Brainlab-Cognitive Neuroscience Research Group, Departament de Psicologia Clinica i Psicobiologia, Universitat de Barcelona, Barcelona, Spain.
Institut de Neurociències, Universitat de Barcelona, Barcelona, Spain.
Psychophysiology. 2024 Nov;61(11):e14652. doi: 10.1111/psyp.14652. Epub 2024 Jul 11.
Our actions shape our everyday experience: what we experience, how we perceive, and remember it are deeply affected by how we interact with the world. Performing an action to deliver a stimulus engages neurophysiological processes which are reflected in the modulation of sensory and pupil responses. We hypothesized that these processes shape memory encoding, parsing the experience by grouping self- and externally generated stimuli into differentiated events. Participants encoded sound sequences, in which either the first or last few sounds were self-generated and the rest externally generated. We tested recall of the sequential order of sounds that had originated from the same (within event) or different sources (across events). Memory performance was not higher for within-event sounds, suggesting that actions did not structure the memory representation. However, during encoding, we observed the expected electrophysiological response attenuation for self-generated sounds, together with increased pupil dilation triggered by actions. Moreover, at the boundary between events, physiological responses to the first sound from the new source were influenced by the direction of the source switch. Our results suggest that introducing actions creates a stronger contextual shift than removing them, even though actions do not directly contribute to memory performance. This study contributes to our understanding of how interacting with sensory input shapes experiences by exploring the relationships between action effects on sensory responses, pupil dilation, and memory encoding. Importantly, it challenges the notion of a meaningful contribution from low-level neurophysiological mechanisms associated with action execution in the modulation of the self-generation effect.
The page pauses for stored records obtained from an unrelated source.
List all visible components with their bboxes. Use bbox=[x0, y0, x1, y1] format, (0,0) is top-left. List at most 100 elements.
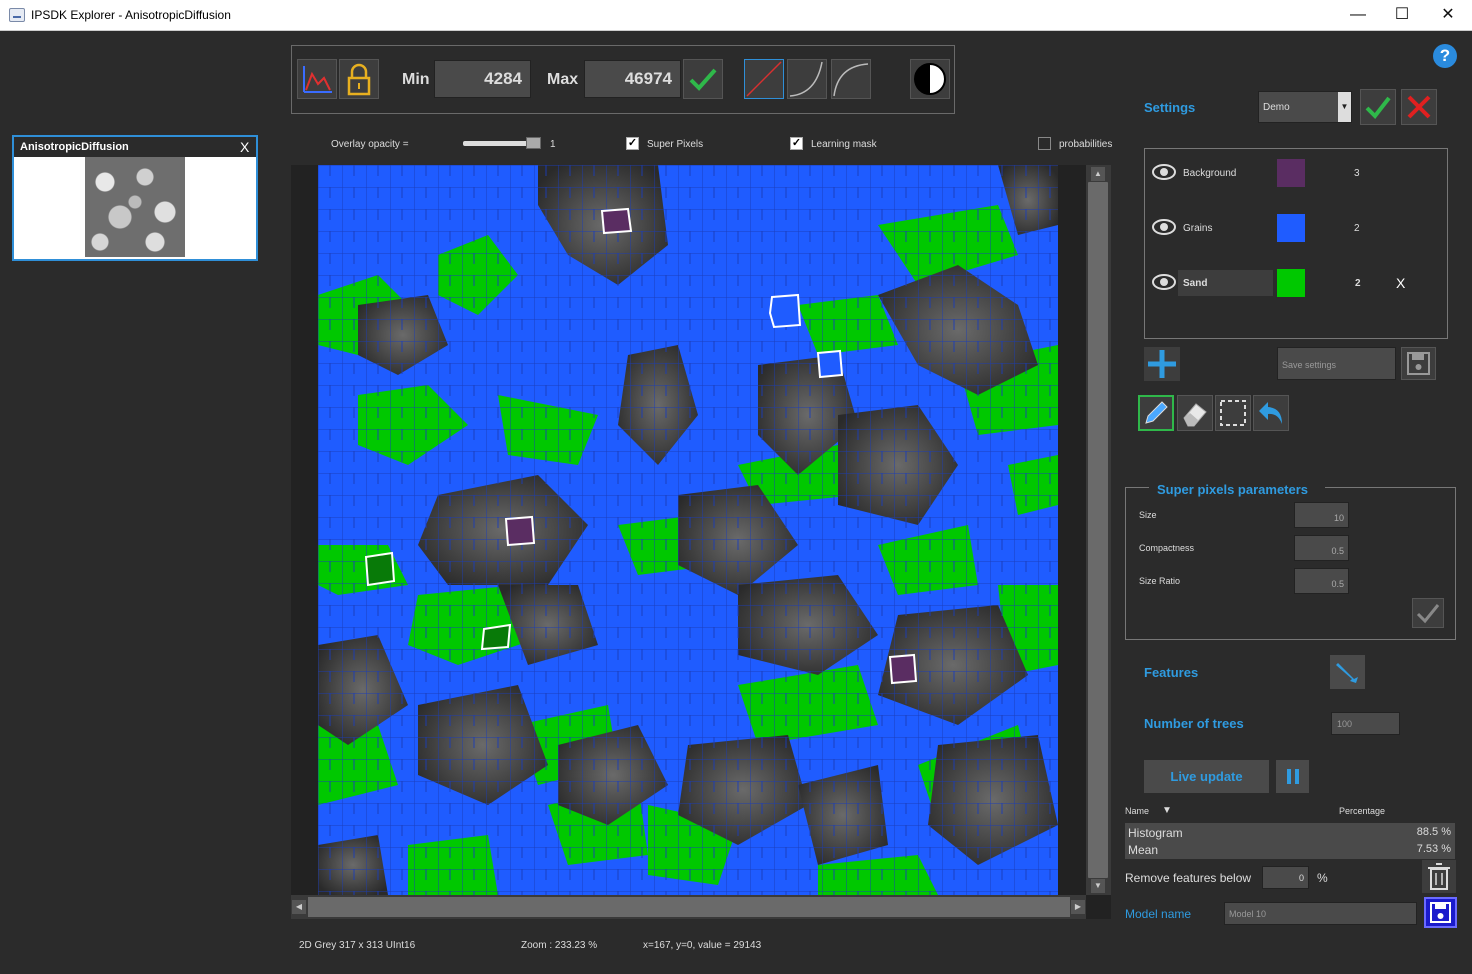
size-ratio-field[interactable]: 0.5 bbox=[1294, 568, 1349, 594]
model-name-label: Model name bbox=[1125, 907, 1192, 921]
image-thumbnail-card[interactable]: AnisotropicDiffusion X bbox=[12, 135, 258, 261]
histogram-icon bbox=[303, 66, 332, 93]
lock-icon bbox=[347, 63, 371, 96]
invert-contrast-button[interactable] bbox=[910, 59, 950, 99]
eraser-icon bbox=[1183, 403, 1207, 427]
cursor-readout: x=167, y=0, value = 29143 bbox=[643, 940, 762, 951]
maximize-button[interactable]: ☐ bbox=[1379, 0, 1425, 31]
visibility-eye-icon[interactable] bbox=[1151, 217, 1177, 237]
pause-icon-bar bbox=[1295, 769, 1299, 784]
live-update-button[interactable]: Live update bbox=[1144, 760, 1269, 793]
log-curve-button[interactable] bbox=[831, 59, 871, 99]
max-value-field[interactable]: 46974 bbox=[584, 60, 681, 98]
scroll-up-arrow[interactable]: ▲ bbox=[1091, 167, 1105, 181]
scroll-down-arrow[interactable]: ▼ bbox=[1091, 879, 1105, 893]
thumbnail-title: AnisotropicDiffusion bbox=[20, 141, 129, 153]
features-settings-button[interactable] bbox=[1330, 655, 1365, 689]
apply-range-button[interactable] bbox=[683, 59, 723, 99]
feature-row-name[interactable]: Histogram bbox=[1128, 826, 1183, 840]
pause-icon-bar bbox=[1287, 769, 1291, 784]
selection-tool-button[interactable] bbox=[1215, 395, 1251, 431]
check-icon bbox=[1365, 96, 1391, 120]
window-title: IPSDK Explorer - AnisotropicDiffusion bbox=[31, 8, 231, 22]
delete-features-button[interactable] bbox=[1422, 860, 1456, 893]
image-info: 2D Grey 317 x 313 UInt16 bbox=[299, 940, 416, 951]
probabilities-checkbox[interactable] bbox=[1038, 137, 1051, 150]
app-icon bbox=[9, 8, 25, 22]
exponential-curve-button[interactable] bbox=[787, 59, 827, 99]
number-of-trees-field[interactable]: 100 bbox=[1331, 712, 1400, 735]
features-title: Features bbox=[1144, 665, 1199, 680]
save-settings-button[interactable] bbox=[1401, 347, 1436, 380]
super-pixels-label: Super Pixels bbox=[647, 139, 704, 150]
eraser-tool-button[interactable] bbox=[1177, 395, 1213, 431]
vertical-scroll-thumb[interactable] bbox=[1088, 182, 1108, 878]
trash-icon bbox=[1428, 863, 1450, 890]
super-pixels-group bbox=[1125, 487, 1456, 640]
min-value-field[interactable]: 4284 bbox=[434, 60, 531, 98]
pencil-tool-button[interactable] bbox=[1138, 395, 1174, 431]
selection-rectangle-icon bbox=[1220, 400, 1246, 426]
remove-features-threshold-field[interactable]: 0 bbox=[1262, 866, 1309, 889]
feature-row-name[interactable]: Mean bbox=[1128, 843, 1158, 857]
sort-arrow-icon[interactable]: ▼ bbox=[1162, 805, 1172, 816]
cross-icon bbox=[1407, 95, 1431, 119]
chevron-down-icon[interactable]: ▼ bbox=[1338, 92, 1351, 122]
label-count: 2 bbox=[1355, 278, 1361, 289]
undo-icon bbox=[1259, 402, 1282, 424]
minimize-button[interactable]: — bbox=[1335, 0, 1381, 31]
label-color-swatch[interactable] bbox=[1277, 214, 1305, 242]
lock-range-button[interactable] bbox=[339, 59, 379, 99]
pause-button[interactable] bbox=[1276, 760, 1309, 793]
percentage-column-header[interactable]: Percentage bbox=[1339, 806, 1385, 816]
log-curve-icon bbox=[833, 63, 869, 97]
label-color-swatch[interactable] bbox=[1277, 269, 1305, 297]
plus-icon bbox=[1148, 350, 1176, 378]
apply-superpixels-button[interactable] bbox=[1412, 598, 1444, 628]
super-pixels-checkbox[interactable]: ✓ bbox=[626, 137, 639, 150]
label-count: 2 bbox=[1354, 223, 1360, 234]
name-column-header[interactable]: Name bbox=[1125, 806, 1149, 816]
horizontal-scroll-thumb[interactable] bbox=[308, 897, 1070, 917]
visibility-eye-icon[interactable] bbox=[1151, 272, 1177, 292]
scroll-right-arrow[interactable]: ▶ bbox=[1071, 900, 1085, 914]
thumbnail-image[interactable] bbox=[85, 157, 185, 257]
overlay-opacity-value: 1 bbox=[550, 139, 556, 150]
linear-curve-button[interactable] bbox=[744, 59, 784, 99]
histogram-button[interactable] bbox=[297, 59, 337, 99]
compactness-field[interactable]: 0.5 bbox=[1294, 535, 1349, 561]
feature-importance-table: Histogram 88.5 % Mean 7.53 % bbox=[1125, 823, 1455, 859]
paint-brush-icon bbox=[1336, 663, 1358, 683]
label-color-swatch[interactable] bbox=[1277, 159, 1305, 187]
compactness-label: Compactness bbox=[1139, 543, 1195, 553]
close-window-button[interactable]: ✕ bbox=[1425, 0, 1471, 31]
confirm-settings-button[interactable] bbox=[1360, 89, 1396, 125]
save-model-button[interactable] bbox=[1424, 897, 1457, 928]
thumbnail-close-button[interactable]: X bbox=[240, 139, 249, 155]
save-settings-input[interactable]: Save settings bbox=[1277, 347, 1396, 380]
visibility-eye-icon[interactable] bbox=[1151, 162, 1177, 182]
segmentation-overlay-canvas[interactable] bbox=[318, 165, 1058, 895]
label-count: 3 bbox=[1354, 168, 1360, 179]
add-label-button[interactable] bbox=[1144, 347, 1180, 381]
size-ratio-label: Size Ratio bbox=[1139, 576, 1181, 586]
size-field[interactable]: 10 bbox=[1294, 502, 1349, 528]
settings-title: Settings bbox=[1144, 100, 1196, 115]
overlay-opacity-handle[interactable] bbox=[526, 137, 541, 149]
exponential-curve-icon bbox=[789, 61, 823, 97]
delete-label-button[interactable]: X bbox=[1396, 275, 1405, 291]
cancel-settings-button[interactable] bbox=[1401, 89, 1437, 125]
floppy-disk-icon bbox=[1407, 352, 1430, 375]
help-button[interactable]: ? bbox=[1433, 44, 1457, 68]
model-name-input[interactable]: Model 10 bbox=[1224, 902, 1417, 925]
undo-button[interactable] bbox=[1253, 395, 1289, 431]
pencil-icon bbox=[1145, 401, 1168, 424]
superpixel-grid bbox=[318, 165, 1058, 895]
learning-mask-checkbox[interactable]: ✓ bbox=[790, 137, 803, 150]
floppy-disk-icon bbox=[1430, 902, 1451, 923]
apply-check-icon bbox=[689, 68, 717, 91]
zoom-readout: Zoom : 233.23 % bbox=[521, 940, 598, 951]
scroll-left-arrow[interactable]: ◀ bbox=[292, 900, 306, 914]
super-pixels-title: Super pixels parameters bbox=[1157, 482, 1309, 497]
thumbnail-header: AnisotropicDiffusion X bbox=[14, 137, 256, 157]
我们所经历的、感知到的和记住的内容,都受到我们与世界互动方式的深刻影响。执行一个动作来传递刺激会引发神经生理过程,这些过程反映在对感官和瞳孔反应的调节上。我们假设这些过程会影响记忆编码,通过将自我产生的和外部产生的刺激分组为不同的事件来解析体验。参与者对声音序列进行编码,其中前几个或后几个声音是自我产生的,其余的是外部产生的。我们测试了源自同一来源(内部事件)或不同来源(跨事件)的声音的顺序回忆。内部事件声音的记忆表现并没有更高,这表明动作并没有构建记忆表示。然而,在编码过程中,我们观察到了自我产生声音的预期的电生理反应衰减,以及由动作触发的瞳孔扩张增加。此外,在事件之间的边界处,对新来源的第一个声音的生理反应受到来源切换方向的影响。我们的结果表明,引入动作比去除动作会产生更强的上下文转变,尽管动作不会直接影响记忆表现。这项研究通过探索动作对感官反应、瞳孔扩张和记忆编码的影响之间的关系,有助于我们理解与感官输入相互作用如何塑造体验。重要的是,它挑战了与动作执行相关的低水平神经生理机制在自我产生效应调节中具有有意义贡献的观点。